When I found out Cassandra was coming to the east coast, a couple of my friends and I decided to put on an awareness dessert night for her and Justice Rising. At the dessert night, we hung out,  tried on jewelry from 31 Bits, ate delicious treats, and most importantly heard the stories of what Justice Rising is doing in the Congo.  My friend bought a bag from the Noonday Collection and everyone put in $20 and at the end of the night we raffled off the bag and all the proceeds went to Justice Rising. What seemed like a small dessert night made a big difference. My friends and myself are now more aware of the condition in DR Congo and are able to do something personal about it through supporting Justice Rising. 

 

 What got you interested in the cause of education? 

During my visit to Ethiopia in the summer of 2014, I met kids of all age as well as adults. Through the help of a translator, I would ask each person I connected with what they would want most in the world if money was not an option. Their answers surprised me to say the least. Some wanted peace, love, a house, but the most popular answer was an education; to learn, to go to school or to finish school. 

 My teacher heart became so broken for those who are uneducated around the world, not by choice but circumstance.

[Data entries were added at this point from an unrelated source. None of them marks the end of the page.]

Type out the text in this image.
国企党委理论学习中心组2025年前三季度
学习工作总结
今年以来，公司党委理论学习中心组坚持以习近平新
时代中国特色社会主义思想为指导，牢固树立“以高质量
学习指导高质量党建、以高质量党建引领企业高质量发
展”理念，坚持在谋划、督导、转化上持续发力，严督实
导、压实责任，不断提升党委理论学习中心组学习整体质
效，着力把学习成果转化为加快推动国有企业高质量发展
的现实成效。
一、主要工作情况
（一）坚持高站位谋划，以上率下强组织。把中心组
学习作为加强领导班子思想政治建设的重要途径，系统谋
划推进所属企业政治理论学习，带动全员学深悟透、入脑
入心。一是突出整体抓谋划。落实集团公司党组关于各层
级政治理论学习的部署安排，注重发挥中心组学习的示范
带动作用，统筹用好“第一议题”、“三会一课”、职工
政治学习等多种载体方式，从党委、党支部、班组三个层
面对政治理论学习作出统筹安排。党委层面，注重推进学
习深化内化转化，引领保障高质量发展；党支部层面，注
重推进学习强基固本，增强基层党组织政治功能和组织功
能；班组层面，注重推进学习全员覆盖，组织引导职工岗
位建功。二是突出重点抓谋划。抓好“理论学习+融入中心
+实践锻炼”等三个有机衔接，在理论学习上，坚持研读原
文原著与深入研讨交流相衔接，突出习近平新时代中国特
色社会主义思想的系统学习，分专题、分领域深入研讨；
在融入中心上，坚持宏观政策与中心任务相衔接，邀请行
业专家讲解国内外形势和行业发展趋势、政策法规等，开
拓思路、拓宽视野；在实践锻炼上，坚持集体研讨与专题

I became passionate about the hope that education can bring someone out of poverty, giving them the tools they need to obtain a sustainable life.

 What drew you to get involved with Justice Rising? 

As I was thinking of how to make a difference in a world with overwhelming problems, it dawned on me that justice is personal. What I can do personally to bring justice to just one person is enough. I was seeking to  invest in an organization whose passion about education aligned with mine. I was flipping through Instagram one day and came across Justice Rising. I fell in love with pictures of the Congolese children whose lives were struck by war, but  in whose eyes I could see hope. Hope that receiving healing and education could change the course of history for their country.